Model Context Protocol is the difference between an agent reading a static description of your store and an agent calling live tools against it — checking real stock, real shipping costs, and real prices at the moment a shopper asks.

Model Context Protocol (MCP) is an open standard, introduced by Anthropic and since adopted broadly across the industry, for letting an AI model call structured tools against a live system — rather than reading a static snapshot and guessing at what's still true.

For e-commerce, that distinction matters more than it first appears. A product feed is a snapshot: accurate when generated, stale the moment stock or price changes. An MCP server is live: an agent calling get_inventory gets today's number, not last night's.

What an MCP server actually is

Concretely, it's an HTTP endpoint speaking JSON-RPC 2.0 that advertises a set of named "tools" — each with a defined name, description, and typed input schema — that a connected agent can discover and call.
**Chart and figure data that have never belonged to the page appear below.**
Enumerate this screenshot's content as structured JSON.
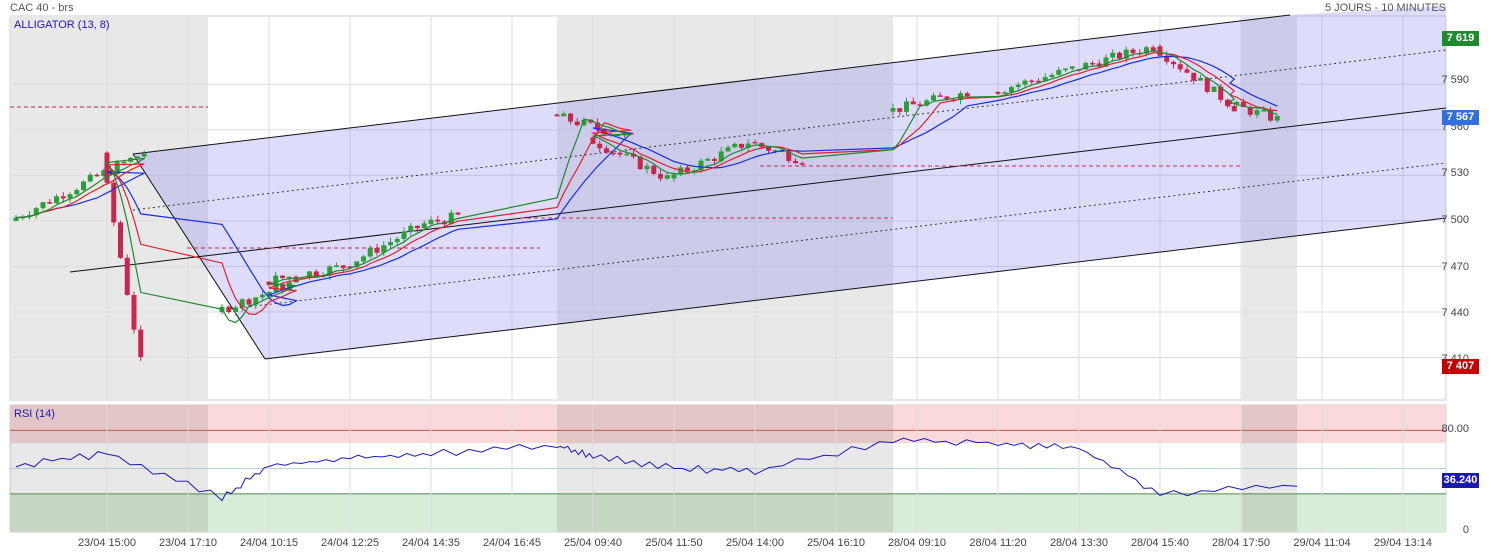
{
  "header": {
    "instrument": "CAC 40 - brs",
    "period": "5 JOURS - 10 MINUTES"
  },
  "indicators": {
    "alligator_label": "ALLIGATOR (13, 8)",
    "rsi_label": "RSI (14)"
  },
  "price_axis": {
    "ticks": [
      "7 590",
      "7 560",
      "7 530",
      "7 500",
      "7 470",
      "7 440",
      "7 410"
    ],
    "tag_high": "7 619",
    "tag_last": "7 567",
    "tag_low": "7 407"
  },
  "rsi_axis": {
    "ticks": [
      "80.00",
      "0"
    ],
    "tag_value": "36.240"
  },
  "time_axis": [
    "23/04 15:00",
    "23/04 17:10",
    "24/04 10:15",
    "24/04 12:25",
    "24/04 14:35",
    "24/04 16:45",
    "25/04 09:40",
    "25/04 11:50",
    "25/04 14:00",
    "25/04 16:10",
    "28/04 09:10",
    "28/04 11:20",
    "28/04 13:30",
    "28/04 15:40",
    "28/04 17:50",
    "29/04 11:04",
    "29/04 13:14"
  ],
  "colors": {
    "up": "#2e9e3a",
    "down": "#c8264a",
    "jaw": "#1a2ee0",
    "teeth": "#e0202a",
    "lips": "#1f8a2e",
    "channel": "#d9dbfb",
    "tag_high": "#1f8a2e",
    "tag_last": "#2f6fe0",
    "tag_low": "#c40000",
    "rsi": "#1a1ab3"
  },
  "chart_data": [
    {
      "type": "candlestick",
      "title": "CAC 40 - brs",
      "subtitle": "5 JOURS - 10 MINUTES",
      "y_ticks": [
        7410,
        7440,
        7470,
        7500,
        7530,
        7560,
        7590
      ],
      "ylim": [
        7382,
        7635
      ],
      "current_price": 7567,
      "period_high": 7619,
      "period_low": 7407,
      "grid": true,
      "overlays": [
        "alligator",
        "regression channel"
      ],
      "segments": [
        {
          "start_time": "23/04 15:00",
          "start_price": 7500,
          "end_price": 7545,
          "bars": 20,
          "style": "up"
        },
        {
          "start_time": "23/04 17:10",
          "start_price": 7545,
          "end_price": 7407,
          "bars": 6,
          "style": "down"
        },
        {
          "start_time": "24/04 10:15",
          "start_price": 7440,
          "end_price": 7460,
          "bars": 12,
          "style": "up"
        },
        {
          "start_time": "24/04 12:25",
          "start_price": 7460,
          "end_price": 7470,
          "bars": 12,
          "style": "mixed"
        },
        {
          "start_time": "24/04 14:35",
          "start_price": 7470,
          "end_price": 7498,
          "bars": 12,
          "style": "up"
        },
        {
          "start_time": "24/04 16:45",
          "start_price": 7498,
          "end_price": 7503,
          "bars": 5,
          "style": "up"
        },
        {
          "start_time": "25/04 09:40",
          "start_price": 7570,
          "end_price": 7555,
          "bars": 12,
          "style": "mixed"
        },
        {
          "start_time": "25/04 11:50",
          "start_price": 7555,
          "end_price": 7528,
          "bars": 12,
          "style": "down"
        },
        {
          "start_time": "25/04 14:00",
          "start_price": 7528,
          "end_price": 7552,
          "bars": 12,
          "style": "up"
        },
        {
          "start_time": "25/04 16:10",
          "start_price": 7552,
          "end_price": 7540,
          "bars": 8,
          "style": "mixed"
        },
        {
          "start_time": "28/04 09:10",
          "start_price": 7572,
          "end_price": 7585,
          "bars": 12,
          "style": "up"
        },
        {
          "start_time": "28/04 11:20",
          "start_price": 7585,
          "end_price": 7600,
          "bars": 12,
          "style": "mixed"
        },
        {
          "start_time": "28/04 13:30",
          "start_price": 7600,
          "end_price": 7615,
          "bars": 12,
          "style": "up"
        },
        {
          "start_time": "28/04 15:40",
          "start_price": 7615,
          "end_price": 7575,
          "bars": 12,
          "style": "down"
        },
        {
          "start_time": "28/04 17:50",
          "start_price": 7578,
          "end_price": 7567,
          "bars": 8,
          "style": "mixed"
        }
      ]
    },
    {
      "type": "line",
      "title": "RSI (14)",
      "y_ticks": [
        0,
        80
      ],
      "ylim": [
        0,
        100
      ],
      "overbought": 70,
      "oversold": 30,
      "last_value": 36.24,
      "x": [
        "23/04 15:00",
        "23/04 17:10",
        "24/04 10:15",
        "24/04 12:25",
        "24/04 14:35",
        "24/04 16:45",
        "25/04 09:40",
        "25/04 11:50",
        "25/04 14:00",
        "25/04 16:10",
        "28/04 09:10",
        "28/04 11:20",
        "28/04 13:30",
        "28/04 15:40",
        "28/04 17:50"
      ],
      "values": [
        52,
        62,
        27,
        52,
        58,
        62,
        68,
        60,
        50,
        48,
        72,
        70,
        66,
        30,
        36
      ]
    }
  ]
}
A store's MCP server might expose tools like:

  • search_products — semantic search across the catalog
  • get_product — full detail for one item, including stock and dimensions
  • get_inventory — real-time stock levels per SKU
  • get_shipping_rates — a live shipping quote for a cart and destination
  • get_coupons — active discount codes and eligibility rules

Why this beats scraping, for both sides

For the agent, calling a tool is faster and more reliable than parsing HTML and guessing which number is the price. For the store, it means the agent is reading your actual, current data — not a cached or hallucinated approximation — which directly reduces the chance of a shopper being told something wrong about your store.
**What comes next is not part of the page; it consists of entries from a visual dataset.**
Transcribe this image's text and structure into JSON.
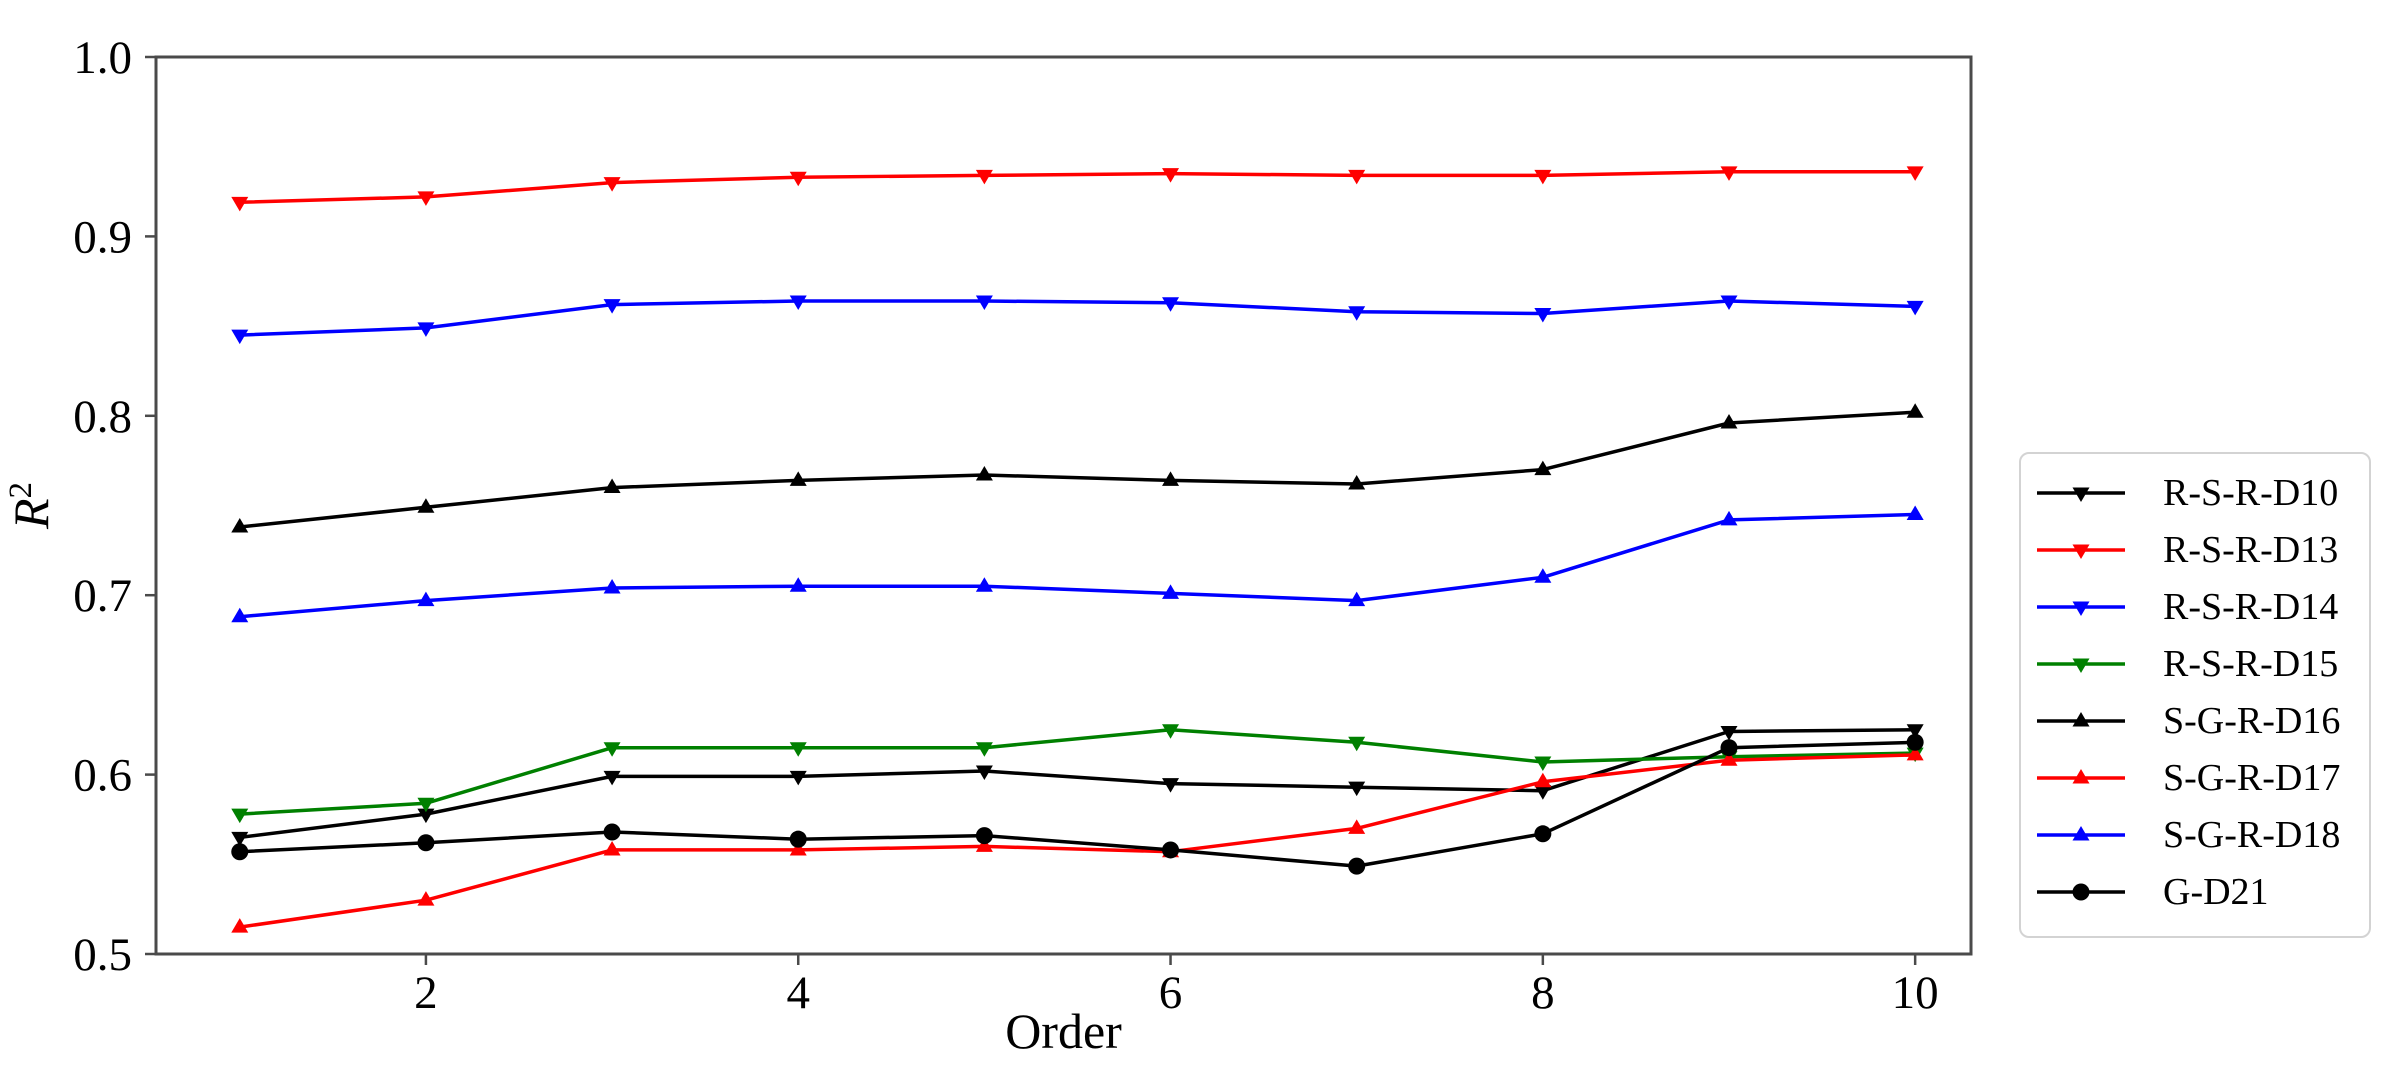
{
  "figure": {
    "background": "#ffffff",
    "axis_color": "#4a4a4a",
    "legend_border_color": "#d3d3d3"
  },
  "chart_data": {
    "type": "line",
    "title": "",
    "xlabel": "Order",
    "ylabel": "R",
    "ylabel_superscript": "2",
    "x": [
      1,
      2,
      3,
      4,
      5,
      6,
      7,
      8,
      9,
      10
    ],
    "xlim": [
      0.55,
      10.3
    ],
    "ylim": [
      0.5,
      1.0
    ],
    "xticks": {
      "values": [
        2,
        4,
        6,
        8,
        10
      ],
      "labels": [
        "2",
        "4",
        "6",
        "8",
        "10"
      ]
    },
    "yticks": {
      "values": [
        0.5,
        0.6,
        0.7,
        0.8,
        0.9,
        1.0
      ],
      "labels": [
        "0.5",
        "0.6",
        "0.7",
        "0.8",
        "0.9",
        "1.0"
      ]
    },
    "grid": false,
    "legend_position": "right-outside",
    "series": [
      {
        "name": "R-S-R-D10",
        "color": "#000000",
        "marker": "triangle-down",
        "values": [
          0.565,
          0.578,
          0.599,
          0.599,
          0.602,
          0.595,
          0.593,
          0.591,
          0.624,
          0.625
        ]
      },
      {
        "name": "R-S-R-D13",
        "color": "#ff0000",
        "marker": "triangle-down",
        "values": [
          0.919,
          0.922,
          0.93,
          0.933,
          0.934,
          0.935,
          0.934,
          0.934,
          0.936,
          0.936
        ]
      },
      {
        "name": "R-S-R-D14",
        "color": "#0000ff",
        "marker": "triangle-down",
        "values": [
          0.845,
          0.849,
          0.862,
          0.864,
          0.864,
          0.863,
          0.858,
          0.857,
          0.864,
          0.861
        ]
      },
      {
        "name": "R-S-R-D15",
        "color": "#008000",
        "marker": "triangle-down",
        "values": [
          0.578,
          0.584,
          0.615,
          0.615,
          0.615,
          0.625,
          0.618,
          0.607,
          0.61,
          0.612
        ]
      },
      {
        "name": "S-G-R-D16",
        "color": "#000000",
        "marker": "triangle-up",
        "values": [
          0.738,
          0.749,
          0.76,
          0.764,
          0.767,
          0.764,
          0.762,
          0.77,
          0.796,
          0.802
        ]
      },
      {
        "name": "S-G-R-D17",
        "color": "#ff0000",
        "marker": "triangle-up",
        "values": [
          0.515,
          0.53,
          0.558,
          0.558,
          0.56,
          0.557,
          0.57,
          0.596,
          0.608,
          0.611
        ]
      },
      {
        "name": "S-G-R-D18",
        "color": "#0000ff",
        "marker": "triangle-up",
        "values": [
          0.688,
          0.697,
          0.704,
          0.705,
          0.705,
          0.701,
          0.697,
          0.71,
          0.742,
          0.745
        ]
      },
      {
        "name": "G-D21",
        "color": "#000000",
        "marker": "circle",
        "values": [
          0.557,
          0.562,
          0.568,
          0.564,
          0.566,
          0.558,
          0.549,
          0.567,
          0.615,
          0.618
        ]
      }
    ]
  }
}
Connecting a store's MCP server to Claude

  1. Add a custom connector in Claude pointing at https://your-store.com/mcp.
  2. Claude calls initialize and tools/list to discover what the store supports — no manual configuration of tool schemas required.
  3. From then on, asking Claude about the store lets it call these tools directly, in the same conversation, without leaving the chat.
MCP tools can also be gated — a store can choose to expose read-only tools like search and inventory while keeping something more sensitive, like checkout, off until explicitly enabled.